Get a Mortgage
If you are in the market to buy a home and you need to get a mortgage then there are many different types of mortgages that you will need to choose between. The various mortgage types are discussed briefly in the following text and this should help you decide the type of home loan products that might suit your personal financial position best when you decide to get a mortgage.
Get a Mortgage-15 Year, 30 Year, Biweekly
For many years the 30-year fixed-rate mortgage was the standard home loan product for most prospective American home owners. These days there are many different types of home loans available for home purchase and refinancing ranging from 10 years to as much as 40 years.
Before you decide on a particular type of mortgage or length of home loan you need to look closely at your particular financial numbers. It may be easy for you to get a mortgage but getting the wrong mortgage for you might end up costing you problems down the road and a lot of money.
Get a Mortgage-Benefits of a Shorter Loan Term
By choosing a fixed-rate loan for a 10 or 15 year term you will save a lot of money because you will be paying less interest over the life of the loan.
A $100K loan at 8% interest will have a monthly payment of about $734 without taxes and insurance. Over the 30 years term of the mortgage this adds up to over $264K. Over the term of the mortgage loan you will pay in excess of $164K in interest payments.
However a 15 year loan for the same $100K would carry a monthly mortgage payment of $956 with a total repayment over the life of the loan of $172K. Although the monthly mortgage payments are $200 more for the 15 year mortgage than for the 30 year mortgage, you would end up saving in excess of $92K in interest payments, a very tidy sum indeed.
Get a Mortgage-Advantages of a 30 Year Mortgage
Even though you will save a large amount of money in interest payments by choosing a 15 year mortgage loan, the larger monthly payment needed to serve the 15 year mortgage can not be met by every person looking to buy a home and get a mortgage.
If your income lever is not high enough you will not be able to meet underwriting requirements to qualify for the loan amount you need to buy the home of your choice on the shorter term mortgage. The lower the monthly payment the more home you can afford to get into, for this reason longer term and lower interest rates are valuable to some home buyers.
A lower monthly payment also provide ease of repayment while still allowing a family to enjoy a good lifestyle, put simply all their available income isn’t going to service a monthly mortgage payment.
And if you are really intent on paying off your home loan early there are a variety of methods that can help you pay off a 30 year loan faster with only a moderately higher monthly payment. A biweekly mortgage payment, which is now offered by many lenders for both new and existing loans basically makes a few extra monthly payments every year cutting down the term of the loan.
Get a Mortgage-Biweekly Mortgage
As the name suggests a biweekly mortgage is paid every two weeks instead of once a month, which over a year makes the equivalent of one extra monthly payment.
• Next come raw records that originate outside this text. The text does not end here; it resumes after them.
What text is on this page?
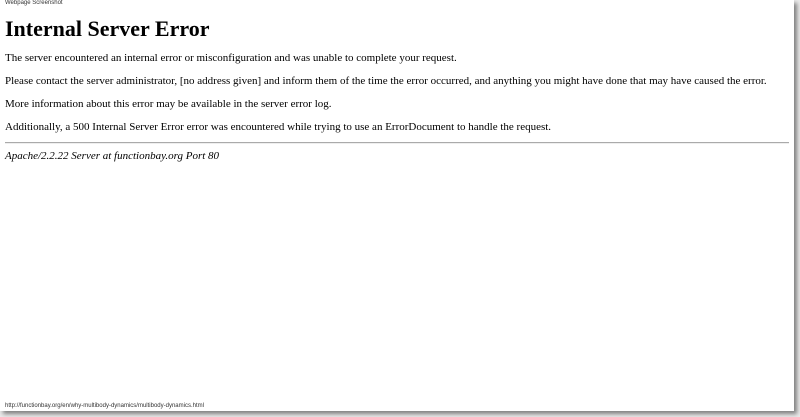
Webpage Screenshot
Internal Server Error

The server encountered an internal error or misconfiguration and was unable to complete your request.

Please contact the server administrator, [no address given] and inform them of the time the error occurred, and anything you might have done that may have caused the error.

More information about this error may be available in the server error log.

Additionally, a 500 Internal Server Error error was encountered while trying to use an ErrorDocument to handle the request.

Apache/2.2.22 Server at functionbay.org Port 80
http://functionbay.org/en/why-multibody-dynamics/multibody-dynamics.html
Although one extra mortgage payment a year may not sound a lot it can really add up over time.
The reality of a biweekly mortgage is that merely by switching from a monthly payment to a biweekly payment you can shorten the term of a 30 year loan by several years and save thousands of dollars in interest payments.
Check with your lender to see if they offer a biweekly payment plan. In many cases, lenders also offer direct payment services that automatically withdraw funds from your bank account, saving you the trouble of having to write and mail a check every two weeks.
Get a Mortgage-Make an Extra Payment
Almost all mortgage lenders will allow you to include extra money in your mortgage which they will apply to the principle balance thereby reducing it and in turn reducing the term of the loan itself. This is especially attractive to homeowners who are worried to take out a 15 year mortgage because they are not sure about their employment, but want to be proactive about paying off their loan early.
If you had a 30 year loan, you might decide to send the equivalent of one or two extra payments a year which would have a dramatic effect on the principle balance, while allowing you the comfort of reverting to your low payment if for some reason cash should become tight.
Remember that with a mortgage loan amortization schedule the reality is that in the early years of the life of the loan your monthly mortgage payment will be mostly applied to interest payments while in the latter years of the life of the mortgage most of your payment will be against the principle balance. With this in mind it is really important when you get a mortgage to make extra payments against the principle balance early in the life of the loan if you want to save on interest and cut the term of the mortgage loan.